Famous for the quote “all I want to know is where I’m going to die, so I'll never go there,” Mr. Munger was the longtime vice chairman at Berkshire Hathaway, the $355 billion conglomerate founded by Mr. Buffett.
“Berkshire Hathaway could not have been built to its present status without Charlie’s inspiration, wisdom and participation,” Mr. Buffett said in a statement.
Born in Omaha, Nebraska, in 1924, Mr. Munger enrolled in the University of Michigan during the Second World War to study mathematics but soon dropped out to serve in the U.S. Army Air Corps, where he trained as a meteorologist and was promoted to second lieutenant.
Later, he studied at Harvard Law School, graduating in 1948 magna cum laude and went on to work as a real estate attorney, founding the California law firm Munger, Tolles & Olson.
In 1959, Mr. Munger met Mr. Buffett, who encouraged him to give up law to focus on investment management, which Mr. Munger did, running his own investment firm for a number of years.

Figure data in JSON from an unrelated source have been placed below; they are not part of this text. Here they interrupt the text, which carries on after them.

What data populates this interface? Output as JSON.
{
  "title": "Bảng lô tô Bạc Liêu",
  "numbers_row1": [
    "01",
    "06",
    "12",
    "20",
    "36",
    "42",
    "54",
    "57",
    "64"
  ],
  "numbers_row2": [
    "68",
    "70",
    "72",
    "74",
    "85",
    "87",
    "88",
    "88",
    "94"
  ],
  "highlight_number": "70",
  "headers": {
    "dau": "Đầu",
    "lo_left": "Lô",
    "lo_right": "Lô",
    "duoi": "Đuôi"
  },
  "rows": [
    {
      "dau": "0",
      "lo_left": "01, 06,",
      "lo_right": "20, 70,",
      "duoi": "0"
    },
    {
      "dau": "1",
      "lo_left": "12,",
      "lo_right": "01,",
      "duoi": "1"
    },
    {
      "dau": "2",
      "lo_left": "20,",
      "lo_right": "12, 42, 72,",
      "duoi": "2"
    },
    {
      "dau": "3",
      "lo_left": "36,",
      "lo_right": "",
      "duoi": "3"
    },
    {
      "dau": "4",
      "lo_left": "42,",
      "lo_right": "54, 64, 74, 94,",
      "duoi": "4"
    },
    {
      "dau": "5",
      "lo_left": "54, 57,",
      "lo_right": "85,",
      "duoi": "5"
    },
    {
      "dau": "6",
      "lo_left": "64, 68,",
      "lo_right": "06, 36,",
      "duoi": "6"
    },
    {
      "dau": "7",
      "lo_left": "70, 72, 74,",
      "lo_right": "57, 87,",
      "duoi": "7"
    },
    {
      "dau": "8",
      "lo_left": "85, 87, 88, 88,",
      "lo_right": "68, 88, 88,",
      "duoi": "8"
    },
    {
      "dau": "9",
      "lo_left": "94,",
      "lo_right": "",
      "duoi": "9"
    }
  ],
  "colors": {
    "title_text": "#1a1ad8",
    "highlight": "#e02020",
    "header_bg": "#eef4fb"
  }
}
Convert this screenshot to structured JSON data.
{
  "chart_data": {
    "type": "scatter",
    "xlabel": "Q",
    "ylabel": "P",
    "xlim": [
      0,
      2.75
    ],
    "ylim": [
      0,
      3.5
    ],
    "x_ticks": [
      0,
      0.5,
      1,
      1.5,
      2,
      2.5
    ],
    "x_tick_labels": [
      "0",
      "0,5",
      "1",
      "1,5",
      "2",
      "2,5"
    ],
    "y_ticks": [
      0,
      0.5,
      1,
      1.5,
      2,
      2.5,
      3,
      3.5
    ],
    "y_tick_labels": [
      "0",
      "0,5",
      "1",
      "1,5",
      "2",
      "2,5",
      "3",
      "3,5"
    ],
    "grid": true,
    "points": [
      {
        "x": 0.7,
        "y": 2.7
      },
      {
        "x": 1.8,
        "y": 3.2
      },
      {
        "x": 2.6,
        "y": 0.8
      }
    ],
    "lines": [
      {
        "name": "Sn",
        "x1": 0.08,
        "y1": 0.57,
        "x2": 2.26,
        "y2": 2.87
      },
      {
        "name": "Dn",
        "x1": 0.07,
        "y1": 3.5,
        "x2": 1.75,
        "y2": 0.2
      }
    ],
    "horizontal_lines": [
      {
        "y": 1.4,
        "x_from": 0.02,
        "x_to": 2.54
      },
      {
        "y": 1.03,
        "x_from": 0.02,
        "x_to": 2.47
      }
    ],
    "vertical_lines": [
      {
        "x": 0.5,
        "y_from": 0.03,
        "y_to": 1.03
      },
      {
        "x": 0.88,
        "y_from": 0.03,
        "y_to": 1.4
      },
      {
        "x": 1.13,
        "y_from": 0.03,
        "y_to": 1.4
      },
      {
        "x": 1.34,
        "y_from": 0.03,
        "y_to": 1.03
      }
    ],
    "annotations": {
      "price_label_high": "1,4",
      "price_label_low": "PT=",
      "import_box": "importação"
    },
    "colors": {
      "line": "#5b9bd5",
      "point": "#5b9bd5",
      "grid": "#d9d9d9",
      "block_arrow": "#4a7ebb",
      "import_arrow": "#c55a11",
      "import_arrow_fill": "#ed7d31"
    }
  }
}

Mr. Munger joined Berkshire Hathaway in the 1970s and, by 1978, had become vice chair of the company.
‘Cigar-Butt’ Investing
Much like Mr. Buffett, he was known as a pragmatic investor who sought good deals when scouting for great businesses to buy.However, Mr. Buffett would later say that it was Mr. Munger who showed him that paying bottom dollar for troubled businesses that had many flaws—which Mr. Buffett called “cigar-butt” investing—wasn’t worthwhile in the end.
“I call this the ‘cigar butt’ approach to investing,” he continued. “A cigar butt found on the street that has only one puff left in it may not offer much of a smoke, but the ‘bargain purchase’ will make that puff all profit.”
However, Mr. Buffett said it was Mr. Munger who taught him that this kind of approach to buying businesses was “foolish.”
He praised Mr. Munger for his “wide-ranging brilliance, a prodigious memory, and some firm opinions,” while saying that “Charlie’s most important architectural feat was the design of today’s Berkshire.”
“The blueprint he gave me was simple: Forget what you know about buying fair businesses at wonderful prices; instead, buy wonderful businesses at fair prices,” Mr. Buffett wrote.
Mr. Munger is known for clever advice about investing.
“The great investors are always very careful. They think things through. They take their time. They’re calm. They’re not in a hurry. They don’t get excited. They just go after the facts, and they figure out the value. And that’s what we try to do,” reads one quote attributed to Mr. Munger.